On l’aura compris, Stéphane Arcas donne une version toute personnelle de Retour à Reims et les spectateurs qui connaissent bien l’œuvre de Didier Eribon seront surpris par la prolifération des signes envoyés, sans pourtant trouver à redire sur la teneur du texte. Les comédiens, très engagés, donnent chacun une couleur à ce monologue et font passer avec justesse le message de l’auteur : il y est question de son histoire mais aussi de celle de la classe ouvrière, délaissée par la gauche et livrée au Front National.
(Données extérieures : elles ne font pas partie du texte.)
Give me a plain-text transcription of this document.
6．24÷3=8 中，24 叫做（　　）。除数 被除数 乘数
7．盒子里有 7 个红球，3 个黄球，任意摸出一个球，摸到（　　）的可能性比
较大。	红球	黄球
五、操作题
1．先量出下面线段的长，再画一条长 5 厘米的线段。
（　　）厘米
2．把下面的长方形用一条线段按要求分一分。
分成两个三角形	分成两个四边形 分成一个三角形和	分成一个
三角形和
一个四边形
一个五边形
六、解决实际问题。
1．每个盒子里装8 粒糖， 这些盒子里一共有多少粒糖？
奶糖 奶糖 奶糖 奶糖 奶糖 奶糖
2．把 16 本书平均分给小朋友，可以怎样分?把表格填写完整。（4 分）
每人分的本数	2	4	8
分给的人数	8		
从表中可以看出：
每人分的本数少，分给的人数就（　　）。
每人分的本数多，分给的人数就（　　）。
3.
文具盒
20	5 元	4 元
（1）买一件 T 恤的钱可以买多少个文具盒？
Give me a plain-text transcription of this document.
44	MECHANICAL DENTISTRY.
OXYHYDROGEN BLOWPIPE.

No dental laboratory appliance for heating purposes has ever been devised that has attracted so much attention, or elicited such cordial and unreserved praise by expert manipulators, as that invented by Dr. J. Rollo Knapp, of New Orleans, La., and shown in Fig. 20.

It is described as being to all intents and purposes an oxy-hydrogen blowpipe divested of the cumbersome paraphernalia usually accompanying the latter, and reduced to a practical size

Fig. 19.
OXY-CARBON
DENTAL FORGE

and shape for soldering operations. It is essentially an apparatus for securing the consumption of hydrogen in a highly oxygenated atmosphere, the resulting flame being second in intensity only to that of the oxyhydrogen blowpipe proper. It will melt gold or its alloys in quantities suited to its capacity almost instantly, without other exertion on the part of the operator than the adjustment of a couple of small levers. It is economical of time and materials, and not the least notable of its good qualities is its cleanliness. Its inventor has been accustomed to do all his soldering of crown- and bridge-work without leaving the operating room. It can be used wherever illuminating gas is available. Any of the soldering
Il faut saluer la performance de Claude Schmitz en ventriloque, et la belle présence de Marie Boss, Fyl Sangdor et Nicolas Luçon. Si on sort du théâtre avec l’impression d’un « à peu trop », on s’est attaché à l’univers baroque, au clair-obscur sur fond rouge, et à l’authenticité de ce spectacle atypique qui vaut le détour par Bruxelles. Le jeune metteur en scène français a implanté sa compagnie en Belgique et s’apprête à partir en Guinée pour y travailler avec des comédiens et musiciens africains.
Mireille Davidovici
Théâtre Varia 78 rue du Sceptre 1050 Bruxelles T: +32 640 35 50, jusqu’au 21 octobre.
Maison de la Culture de Tournai, les 5 et 6 décembre.